I talk a lot about how to manage your emotions so you make good trading decisions. Today, let’s focus on how to trade using market internals, states Bob Lang of ExplosiveOptions.net.
Market internals are the key to understanding overall market performance and sentiment. You’d think that everyone would look to internals for guidance, but nope. Far too many traders try to refuse to see what is truly happening in markets. They prefer to let their biases control their decisions. Eventually, the emotions start becoming a problem.
You can’t control the markets any more than you can control the weather. If you are bullish stocks and believe market trends and seasonal factors are in favor of an upward run, great—as long as the internals are aligned with your viewpoint.
And if they’re not aligned? Turn to indicators that provide real-time information on market conditions and sentiment. Be flexible and adapt to the actual—not hoped-for—environment.

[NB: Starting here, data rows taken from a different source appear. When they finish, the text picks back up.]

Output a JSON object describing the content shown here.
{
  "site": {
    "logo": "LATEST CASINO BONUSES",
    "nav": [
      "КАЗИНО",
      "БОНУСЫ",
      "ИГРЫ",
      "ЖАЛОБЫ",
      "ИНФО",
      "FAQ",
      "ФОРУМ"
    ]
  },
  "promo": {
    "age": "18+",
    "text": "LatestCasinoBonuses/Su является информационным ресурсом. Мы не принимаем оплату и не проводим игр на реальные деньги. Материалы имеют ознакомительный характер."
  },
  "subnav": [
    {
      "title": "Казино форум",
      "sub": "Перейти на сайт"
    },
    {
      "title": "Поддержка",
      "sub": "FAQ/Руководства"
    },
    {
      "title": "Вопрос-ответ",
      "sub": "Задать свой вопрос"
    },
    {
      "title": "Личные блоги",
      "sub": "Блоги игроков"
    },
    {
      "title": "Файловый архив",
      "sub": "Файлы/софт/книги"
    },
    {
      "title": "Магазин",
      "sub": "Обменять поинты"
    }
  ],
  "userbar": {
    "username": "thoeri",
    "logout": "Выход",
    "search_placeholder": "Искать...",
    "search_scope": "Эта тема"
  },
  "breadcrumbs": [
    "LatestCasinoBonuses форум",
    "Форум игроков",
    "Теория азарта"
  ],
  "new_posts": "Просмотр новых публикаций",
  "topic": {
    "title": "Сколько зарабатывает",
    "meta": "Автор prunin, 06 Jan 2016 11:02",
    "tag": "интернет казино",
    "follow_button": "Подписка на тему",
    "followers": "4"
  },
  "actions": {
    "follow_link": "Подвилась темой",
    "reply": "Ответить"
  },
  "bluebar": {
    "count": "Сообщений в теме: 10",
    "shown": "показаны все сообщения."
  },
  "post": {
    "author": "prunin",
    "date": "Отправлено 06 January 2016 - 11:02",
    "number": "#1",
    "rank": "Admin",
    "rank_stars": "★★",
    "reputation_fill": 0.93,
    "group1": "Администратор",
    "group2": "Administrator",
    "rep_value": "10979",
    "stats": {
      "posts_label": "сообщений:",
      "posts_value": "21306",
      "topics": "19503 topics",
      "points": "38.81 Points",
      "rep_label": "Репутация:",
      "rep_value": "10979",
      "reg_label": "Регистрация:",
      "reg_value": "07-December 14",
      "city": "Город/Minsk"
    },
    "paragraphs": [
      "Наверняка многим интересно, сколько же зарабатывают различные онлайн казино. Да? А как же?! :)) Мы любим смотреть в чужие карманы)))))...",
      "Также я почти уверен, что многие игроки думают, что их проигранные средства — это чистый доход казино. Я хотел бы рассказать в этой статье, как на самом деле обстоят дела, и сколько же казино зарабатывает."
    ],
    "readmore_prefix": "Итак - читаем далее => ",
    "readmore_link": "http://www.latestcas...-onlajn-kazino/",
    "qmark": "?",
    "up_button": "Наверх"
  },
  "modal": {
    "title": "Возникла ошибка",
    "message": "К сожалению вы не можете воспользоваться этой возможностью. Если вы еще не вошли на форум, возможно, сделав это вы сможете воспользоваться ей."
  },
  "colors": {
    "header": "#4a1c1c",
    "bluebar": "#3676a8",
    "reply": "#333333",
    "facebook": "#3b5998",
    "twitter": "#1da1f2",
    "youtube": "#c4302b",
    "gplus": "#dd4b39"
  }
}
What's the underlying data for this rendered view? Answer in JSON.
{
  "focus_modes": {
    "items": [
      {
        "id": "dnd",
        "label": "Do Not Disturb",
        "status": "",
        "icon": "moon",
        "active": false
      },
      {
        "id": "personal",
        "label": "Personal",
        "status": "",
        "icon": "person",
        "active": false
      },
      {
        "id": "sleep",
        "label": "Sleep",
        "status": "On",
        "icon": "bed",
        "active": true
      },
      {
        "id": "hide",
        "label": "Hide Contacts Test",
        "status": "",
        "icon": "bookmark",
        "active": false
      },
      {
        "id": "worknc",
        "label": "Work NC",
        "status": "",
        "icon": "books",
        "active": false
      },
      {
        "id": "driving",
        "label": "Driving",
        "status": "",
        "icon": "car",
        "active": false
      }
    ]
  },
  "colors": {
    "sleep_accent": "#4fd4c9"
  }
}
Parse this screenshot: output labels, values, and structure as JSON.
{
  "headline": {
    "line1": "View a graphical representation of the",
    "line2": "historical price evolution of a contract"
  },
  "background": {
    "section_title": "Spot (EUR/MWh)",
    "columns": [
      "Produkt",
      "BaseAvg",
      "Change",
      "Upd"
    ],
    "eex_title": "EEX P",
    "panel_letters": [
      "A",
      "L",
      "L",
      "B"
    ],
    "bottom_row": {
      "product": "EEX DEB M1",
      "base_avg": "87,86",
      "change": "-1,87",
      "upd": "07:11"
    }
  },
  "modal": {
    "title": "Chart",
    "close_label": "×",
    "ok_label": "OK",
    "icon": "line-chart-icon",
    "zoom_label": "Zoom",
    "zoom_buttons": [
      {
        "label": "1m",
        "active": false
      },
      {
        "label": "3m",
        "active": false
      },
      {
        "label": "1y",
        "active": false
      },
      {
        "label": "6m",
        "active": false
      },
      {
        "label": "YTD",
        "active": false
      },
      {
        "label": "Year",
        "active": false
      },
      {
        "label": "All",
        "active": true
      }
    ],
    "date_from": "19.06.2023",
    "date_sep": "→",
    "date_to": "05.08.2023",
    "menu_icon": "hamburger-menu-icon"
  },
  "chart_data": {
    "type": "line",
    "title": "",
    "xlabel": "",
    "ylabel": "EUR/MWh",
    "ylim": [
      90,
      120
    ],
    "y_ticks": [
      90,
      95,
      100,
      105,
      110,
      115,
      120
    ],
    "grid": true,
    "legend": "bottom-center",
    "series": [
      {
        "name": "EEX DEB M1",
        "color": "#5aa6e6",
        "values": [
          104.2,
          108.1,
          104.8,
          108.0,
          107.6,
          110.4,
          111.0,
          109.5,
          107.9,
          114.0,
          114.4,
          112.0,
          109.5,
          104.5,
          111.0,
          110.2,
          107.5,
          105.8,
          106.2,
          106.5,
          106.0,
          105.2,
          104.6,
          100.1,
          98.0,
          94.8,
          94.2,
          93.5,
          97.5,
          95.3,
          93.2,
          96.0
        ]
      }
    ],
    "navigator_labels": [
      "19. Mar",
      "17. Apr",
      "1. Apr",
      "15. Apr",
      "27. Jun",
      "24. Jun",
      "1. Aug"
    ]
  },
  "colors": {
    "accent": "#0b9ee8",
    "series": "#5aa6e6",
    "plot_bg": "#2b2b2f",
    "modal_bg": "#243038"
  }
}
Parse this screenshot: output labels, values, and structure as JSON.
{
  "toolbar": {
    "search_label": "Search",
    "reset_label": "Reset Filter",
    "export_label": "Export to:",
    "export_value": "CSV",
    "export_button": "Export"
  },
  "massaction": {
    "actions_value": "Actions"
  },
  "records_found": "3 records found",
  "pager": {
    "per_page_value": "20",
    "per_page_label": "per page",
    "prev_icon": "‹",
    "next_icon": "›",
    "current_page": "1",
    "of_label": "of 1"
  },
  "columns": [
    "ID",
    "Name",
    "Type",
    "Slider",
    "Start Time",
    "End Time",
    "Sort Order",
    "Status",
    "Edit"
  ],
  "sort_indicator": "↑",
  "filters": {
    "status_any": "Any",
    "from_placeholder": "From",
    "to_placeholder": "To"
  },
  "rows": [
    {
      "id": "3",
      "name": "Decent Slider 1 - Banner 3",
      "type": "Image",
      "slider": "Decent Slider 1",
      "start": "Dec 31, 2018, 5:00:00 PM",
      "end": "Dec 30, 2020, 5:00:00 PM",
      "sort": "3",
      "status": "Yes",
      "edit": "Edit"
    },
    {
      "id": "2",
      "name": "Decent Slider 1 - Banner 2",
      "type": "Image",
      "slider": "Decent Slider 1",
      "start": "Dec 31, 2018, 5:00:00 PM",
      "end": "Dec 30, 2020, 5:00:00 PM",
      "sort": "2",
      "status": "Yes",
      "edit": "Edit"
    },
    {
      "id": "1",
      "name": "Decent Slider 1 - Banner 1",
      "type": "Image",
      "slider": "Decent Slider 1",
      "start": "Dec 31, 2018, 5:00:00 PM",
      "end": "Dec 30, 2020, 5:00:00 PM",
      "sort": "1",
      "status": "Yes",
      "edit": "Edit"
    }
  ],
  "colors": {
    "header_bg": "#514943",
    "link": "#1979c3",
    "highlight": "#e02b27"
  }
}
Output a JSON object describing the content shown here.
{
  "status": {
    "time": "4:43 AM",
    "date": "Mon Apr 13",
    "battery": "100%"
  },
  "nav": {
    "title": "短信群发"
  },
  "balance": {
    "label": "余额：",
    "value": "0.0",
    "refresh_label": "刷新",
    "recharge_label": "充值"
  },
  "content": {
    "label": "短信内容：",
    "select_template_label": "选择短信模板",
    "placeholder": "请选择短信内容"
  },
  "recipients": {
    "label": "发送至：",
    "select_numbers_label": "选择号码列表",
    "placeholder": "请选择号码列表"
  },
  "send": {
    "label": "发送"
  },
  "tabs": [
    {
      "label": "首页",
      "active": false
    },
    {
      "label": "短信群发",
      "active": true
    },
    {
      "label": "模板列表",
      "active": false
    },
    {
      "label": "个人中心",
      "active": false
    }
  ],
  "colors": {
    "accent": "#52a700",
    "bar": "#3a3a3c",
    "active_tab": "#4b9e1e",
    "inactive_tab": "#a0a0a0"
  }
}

How to Trade Using Market Internals
Start with breadth, which tells you whether the number of issues that are up vs down (and vice versa). If more issues are down, the market is bearish. If more issues are up, the market is bullish. It is not more complicated than this.
You can also view breadth against volume. This tells you how committed big institutions are to equities. The higher the volume, the more money is piling into stocks—a strong bullish signal.
Next, look at the Volatility Index (VIX). When this indicator is falling, the markets tend to be bullish. When it is rising, fear is taking hold and markets tend to go lower. The logic is simple: Less fear means investors can be more aggressive (and vice versa).
Lastly, we have the put/call ratio. This sentiment indicator tells us where money is flowing in the short term. If traders are buying more puts, it means they are nervous about a future decline in the markets. If stocks are rising into a high put/call reading, it’s a red flag that stock prices are too high.
Using the internals to guide your trading makes sure you’re on the right side of the trade. There won’t be guaranteed moves every time, of course. Just remember this: If the price is rising and these three indicators are poor, use caution.